Over the years, he has witnessed the forest disappearing.
The forest’s disappearance also led to the disappearance of teak trees as well as jackals and twinkling stars. During my visits to the village over these years, I noticed ‘massive’ changes in its development. Dwellings originally made of mud are receiving a new makeover into city-style apartment houses. Murum paths have been replaced by cemented pathways. Year by year, trees are disappearing. Construction of houses increases; lands are converted into farms with cultivation crops. In the village, rather than cycles as the main vehicles, you now find ALTO and SUVs parked. Each year, the size of the ponds in the village decreases.
It’s hard to believe how there was only one school and one Anganwadi in the village and the numbers haven’t changed. The institutions like schools and Anganwadi centres lack basic Water, Sanitation and Hygiene (WASH) facilities. There are no emergency medical facilities in the village, such as PHCs. There are no proper basic amenities related to health care and education, while the only development is the reduction of forests and the building of houses and farmlands.
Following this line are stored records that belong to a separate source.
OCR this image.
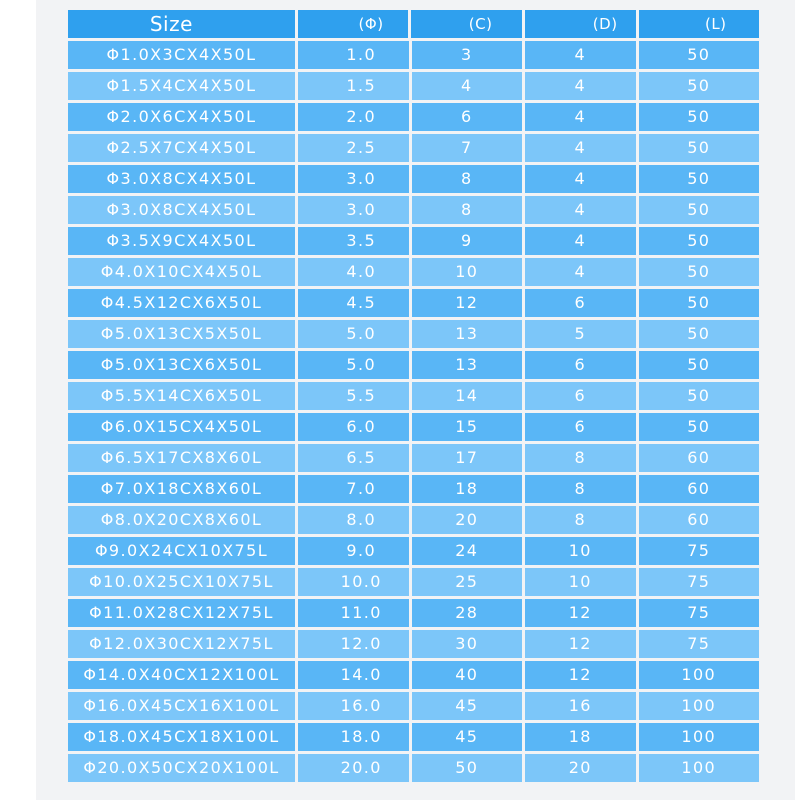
Size	(Φ)	(C)	(D)	(L)
Φ1.0X3CX4X50L	1.0	3	4	50
Φ1.5X4CX4X50L	1.5	4	4	50
Φ2.0X6CX4X50L	2.0	6	4	50
Φ2.5X7CX4X50L	2.5	7	4	50
Φ3.0X8CX4X50L	3.0	8	4	50
Φ3.0X8CX4X50L	3.0	8	4	50
Φ3.5X9CX4X50L	3.5	9	4	50
Φ4.0X10CX4X50L	4.0	10	4	50
Φ4.5X12CX6X50L	4.5	12	6	50
Φ5.0X13CX5X50L	5.0	13	5	50
Φ5.0X13CX6X50L	5.0	13	6	50
Φ5.5X14CX6X50L	5.5	14	6	50
Φ6.0X15CX4X50L	6.0	15	6	50
Φ6.5X17CX8X60L	6.5	17	8	60
Φ7.0X18CX8X60L	7.0	18	8	60
Φ8.0X20CX8X60L	8.0	20	8	60
Φ9.0X24CX10X75L	9.0	24	10	75
Φ10.0X25CX10X75L	10.0	25	10	75
Φ11.0X28CX12X75L	11.0	28	12	75
Φ12.0X30CX12X75L	12.0	30	12	75
Φ14.0X40CX12X100L	14.0	40	12	100
Φ16.0X45CX16X100L	16.0	45	16	100
Φ18.0X45CX18X100L	18.0	45	18	100
Φ20.0X50CX20X100L	20.0	50	20	100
It is disheartening to know that all these years that I have visited the village, it has changed in a negative way. The villagers are also impacted by climate change. The forests of the past brought rain and protected the village from extremes like droughts and floods. A change in rainfall patterns causes drought-like conditions and does not bring farmers the profits they expected.
Interestingly, the remains of the past forest can still be seen in one corner of the village. The Dwarseni devi or ‘Protector of the village’ resides here with her figurines. The villagers were taught to protect the native flora and fauna located in this patch and it is considered a sin to destroy anything within the area. We learned people contextualize this area as a ‘Sacred Grove.’ The locals called it Thakurani Thana, which literally means Dwarseni devi’s home.